How to determine camera location from view matrix?

Question

for a personal project, I've created a simple 3D engine in python using as little libraries as possible. I did what I wanted - I am able to render simple polygons, and have a movable camera. However, there is a problem:

I implemented a simple flat shader, but in order for it to work, I need to know the camera location (the camera is my light source). However, the problem is that I have no way of knowing the camera's location in the world space.

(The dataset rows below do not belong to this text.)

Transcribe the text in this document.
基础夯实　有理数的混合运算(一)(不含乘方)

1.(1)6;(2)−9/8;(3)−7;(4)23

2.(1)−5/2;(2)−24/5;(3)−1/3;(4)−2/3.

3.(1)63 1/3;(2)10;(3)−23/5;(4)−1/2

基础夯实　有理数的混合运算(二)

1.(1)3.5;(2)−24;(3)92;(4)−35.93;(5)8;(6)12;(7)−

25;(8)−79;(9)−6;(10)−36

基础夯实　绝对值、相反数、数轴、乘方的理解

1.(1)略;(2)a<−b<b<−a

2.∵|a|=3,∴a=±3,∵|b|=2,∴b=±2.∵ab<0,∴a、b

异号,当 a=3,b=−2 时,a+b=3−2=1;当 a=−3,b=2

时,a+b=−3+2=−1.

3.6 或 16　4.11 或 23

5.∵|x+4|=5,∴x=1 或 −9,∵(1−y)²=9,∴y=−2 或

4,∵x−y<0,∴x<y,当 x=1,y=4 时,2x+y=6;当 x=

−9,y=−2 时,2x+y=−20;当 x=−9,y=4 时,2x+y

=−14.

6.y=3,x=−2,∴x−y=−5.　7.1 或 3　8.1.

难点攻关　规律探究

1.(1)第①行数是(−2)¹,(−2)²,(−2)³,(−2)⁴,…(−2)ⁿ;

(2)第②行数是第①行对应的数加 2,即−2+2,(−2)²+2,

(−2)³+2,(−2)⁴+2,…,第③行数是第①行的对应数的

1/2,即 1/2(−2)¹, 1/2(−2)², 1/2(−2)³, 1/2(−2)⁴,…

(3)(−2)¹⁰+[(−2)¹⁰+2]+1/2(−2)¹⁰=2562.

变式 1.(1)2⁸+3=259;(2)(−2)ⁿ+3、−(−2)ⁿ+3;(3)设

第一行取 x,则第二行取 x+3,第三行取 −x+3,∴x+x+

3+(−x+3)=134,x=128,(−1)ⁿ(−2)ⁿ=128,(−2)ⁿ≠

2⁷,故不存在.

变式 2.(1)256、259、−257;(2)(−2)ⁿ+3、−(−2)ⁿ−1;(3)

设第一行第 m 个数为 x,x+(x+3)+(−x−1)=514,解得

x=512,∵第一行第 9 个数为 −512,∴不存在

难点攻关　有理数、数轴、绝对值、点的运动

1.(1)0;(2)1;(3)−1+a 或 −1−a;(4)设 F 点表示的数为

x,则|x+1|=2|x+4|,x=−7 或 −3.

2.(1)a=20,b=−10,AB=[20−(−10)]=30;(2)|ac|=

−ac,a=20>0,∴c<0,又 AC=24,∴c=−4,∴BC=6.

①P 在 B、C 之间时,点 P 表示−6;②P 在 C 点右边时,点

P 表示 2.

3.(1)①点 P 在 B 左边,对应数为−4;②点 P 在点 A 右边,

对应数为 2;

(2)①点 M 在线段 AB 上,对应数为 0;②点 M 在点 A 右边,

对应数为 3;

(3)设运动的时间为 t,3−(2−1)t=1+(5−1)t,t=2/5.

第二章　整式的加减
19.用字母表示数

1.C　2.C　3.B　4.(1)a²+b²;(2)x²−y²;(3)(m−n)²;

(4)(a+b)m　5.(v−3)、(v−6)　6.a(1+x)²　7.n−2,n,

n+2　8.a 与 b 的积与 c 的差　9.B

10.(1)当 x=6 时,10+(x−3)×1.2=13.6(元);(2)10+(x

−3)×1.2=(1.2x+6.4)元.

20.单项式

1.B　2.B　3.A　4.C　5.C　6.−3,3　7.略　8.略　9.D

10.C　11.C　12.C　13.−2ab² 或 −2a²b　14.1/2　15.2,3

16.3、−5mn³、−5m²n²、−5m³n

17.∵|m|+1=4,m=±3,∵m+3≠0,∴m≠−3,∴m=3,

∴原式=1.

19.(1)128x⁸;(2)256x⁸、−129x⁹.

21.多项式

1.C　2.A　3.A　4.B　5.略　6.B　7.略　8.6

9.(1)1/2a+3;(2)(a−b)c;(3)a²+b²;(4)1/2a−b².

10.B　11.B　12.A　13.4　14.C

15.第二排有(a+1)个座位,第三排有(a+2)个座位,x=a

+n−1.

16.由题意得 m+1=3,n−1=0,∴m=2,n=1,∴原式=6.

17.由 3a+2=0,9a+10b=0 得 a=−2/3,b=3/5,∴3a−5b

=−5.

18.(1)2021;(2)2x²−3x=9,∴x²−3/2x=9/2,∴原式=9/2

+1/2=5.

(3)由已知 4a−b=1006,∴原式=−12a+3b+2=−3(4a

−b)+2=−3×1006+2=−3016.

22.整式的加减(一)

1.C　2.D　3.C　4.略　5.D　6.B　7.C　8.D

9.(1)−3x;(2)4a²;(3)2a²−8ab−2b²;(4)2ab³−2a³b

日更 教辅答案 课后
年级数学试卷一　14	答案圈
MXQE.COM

At any point, I am able to display my view matrix, but I am unsure about how to extract the camera's location from it, especially after I rotate the camera. Here is a screenshot of my engine with the view matrix. The camera has not been rotated yet and it is very simple to extract its location (0, 1, 4).

However, upon moving the camera to a point between the X and Z axes and pointing it upwards (and staying at the same height), the view matrix changes to this:

It is obvious now that the last column cannot be taken directly to determine the camera location (it should be something like (4,1,4) on the last picture).

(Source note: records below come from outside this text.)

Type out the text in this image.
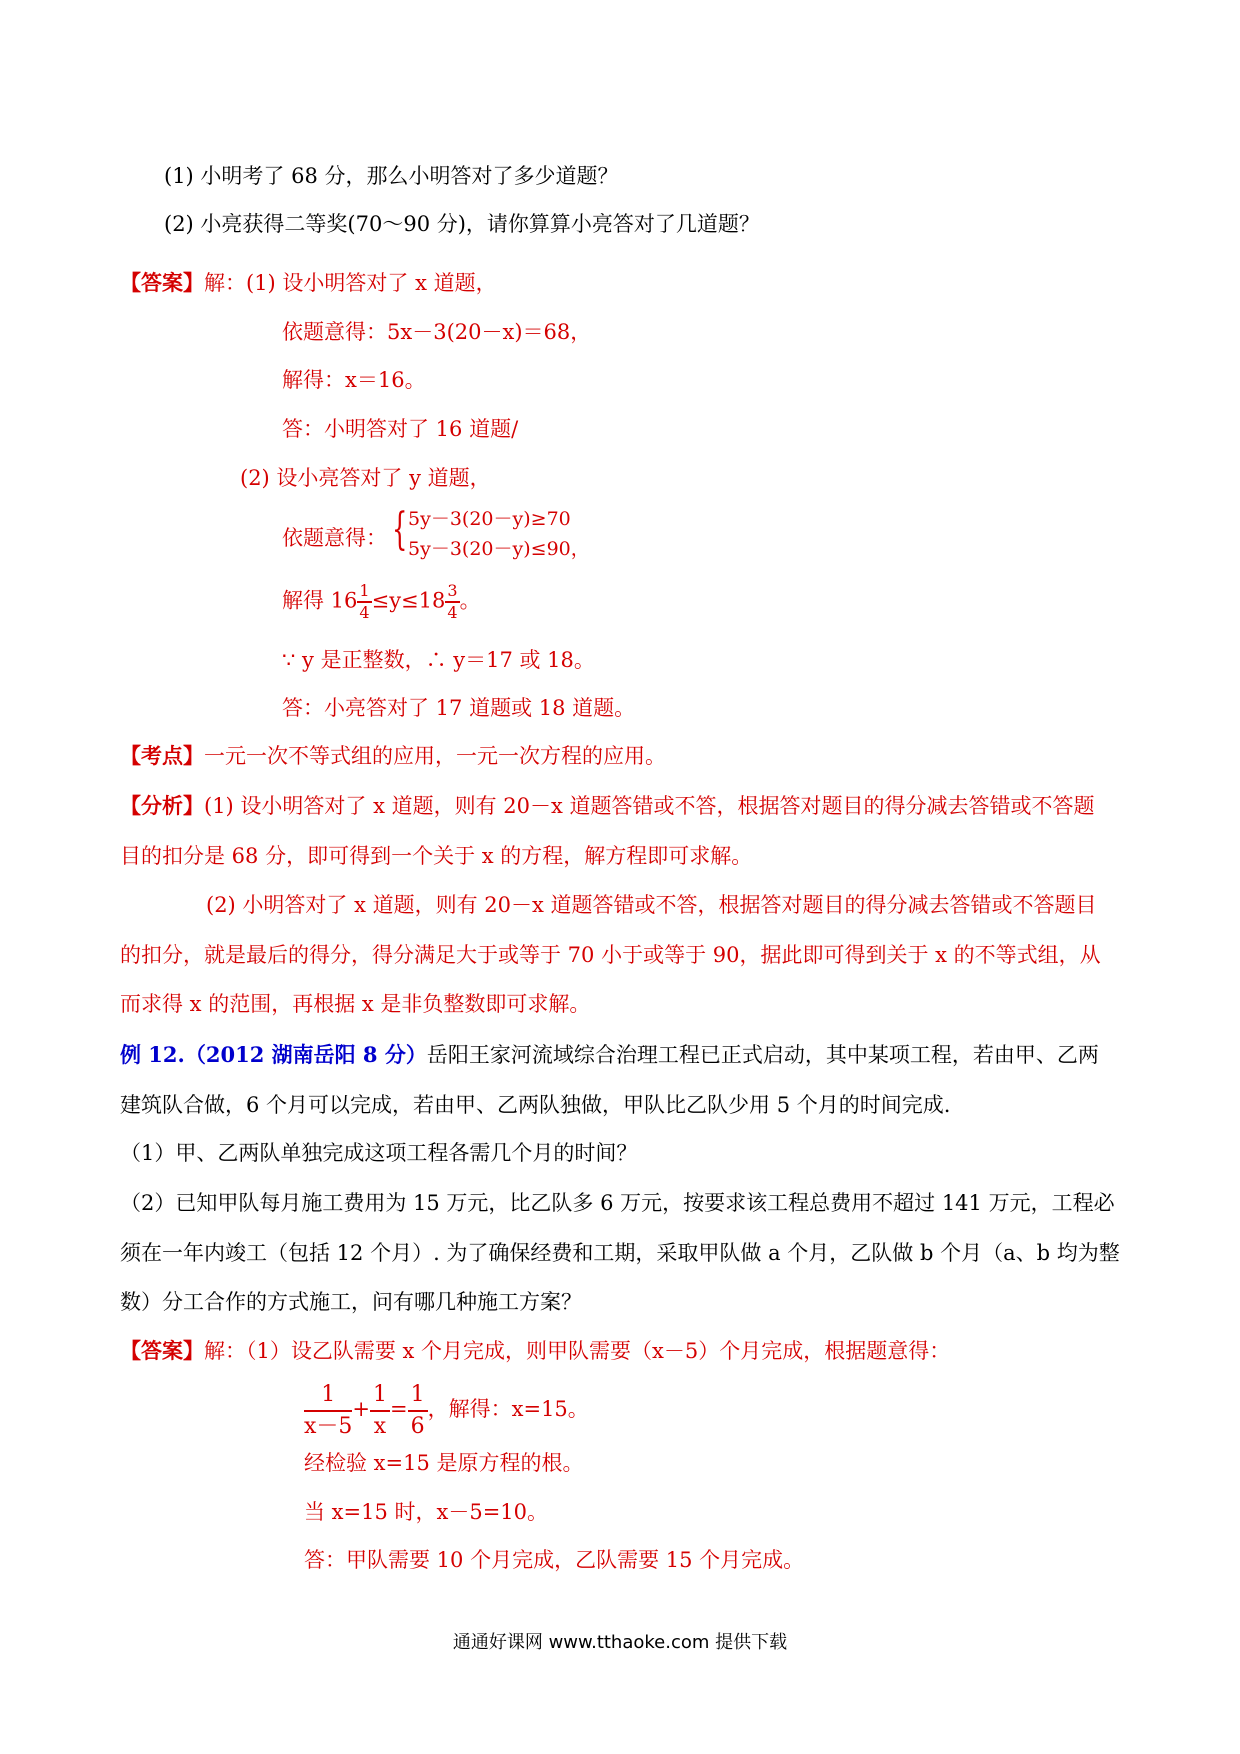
(1) 小明考了 68 分，那么小明答对了多少道题？
(2) 小亮获得二等奖(70～90 分)，请你算算小亮答对了几道题？
【答案】解：(1) 设小明答对了 x 道题，
依题意得：5x－3(20－x)＝68，
解得：x＝16。
答：小明答对了 16 道题/
(2) 设小亮答对了 y 道题，
依题意得： { 5y－3(20－y)≥70
5y－3(20－y)≤90，
解得 $16 \frac{1}{4} \le y\le 18 \frac{3}{4}$ 。
∵ y 是正整数，∴ y＝17 或 18。
答：小亮答对了 17 道题或 18 道题。
【考点】一元一次不等式组的应用，一元一次方程的应用。
【分析】(1) 设小明答对了 x 道题，则有 20－x 道题答错或不答，根据答对题目的得分减去答错或不答题
目的扣分是 68 分，即可得到一个关于 x 的方程，解方程即可求解。
(2) 小明答对了 x 道题，则有 20－x 道题答错或不答，根据答对题目的得分减去答错或不答题目
的扣分，就是最后的得分，得分满足大于或等于 70 小于或等于 90，据此即可得到关于 x 的不等式组，从
而求得 x 的范围，再根据 x 是非负整数即可求解。
例 12.（2012 湖南岳阳 8 分）岳阳王家河流域综合治理工程已正式启动，其中某项工程，若由甲、乙两
建筑队合做，6 个月可以完成，若由甲、乙两队独做，甲队比乙队少用 5 个月的时间完成.
（1）甲、乙两队单独完成这项工程各需几个月的时间？
（2）已知甲队每月施工费用为 15 万元，比乙队多 6 万元，按要求该工程总费用不超过 141 万元，工程必
须在一年内竣工（包括 12 个月）. 为了确保经费和工期，采取甲队做 a 个月，乙队做 b 个月（a、b 均为整
数）分工合作的方式施工，问有哪几种施工方案？
【答案】解：（1）设乙队需要 x 个月完成，则甲队需要（x－5）个月完成，根据题意得：
$\frac{1}{x-5} + \frac{1}{x} = \frac{1}{6}$ ，解得：x=15。
经检验 x=15 是原方程的根。
当 x=15 时，x－5=10。
答：甲队需要 10 个月完成，乙队需要 15 个月完成。
通通好课网 www.tthaoke.com 提供下载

I have tried a lot of math, but I can't figure out the way to determine the camera x,y,z location from the view matrix. I will appreciate any and all help in solving this, as it seems to be a simple problem, yet whose solution eludes me. Thank you.

EDIT: I was advised to transform a vertex (0,0,0,1) by my view matrix. This, however, does not work. See the example (the vertex obviously is not located at the printed coordinates):

Answer 1

Just take the transform of the vector (0,0,0,1) with the modelview matrix: Which is simply the rightmost column of the modelview matrix.

EDIT: @ampersander: I wonder why you're trying to work with the camera location in the first place, if you assume the source of illumination to be located at the camera's position. In that case, just be aware, that in OpenGL there is no such thing as a camera, and in fact, what the "view" transform does, is move everything in the world around so that where you assume your camera to be ends up at the coordinate origin (0,0,0).

Or in other words: After the modelview transform, the transformed vertex position is in fact the vector from the camera to the vertex, in view space. Which means that for your assumed illumination calculation the direction toward the light source, is the negative vertex position. Take that, normalize it to unit length and stick it into the illumination term.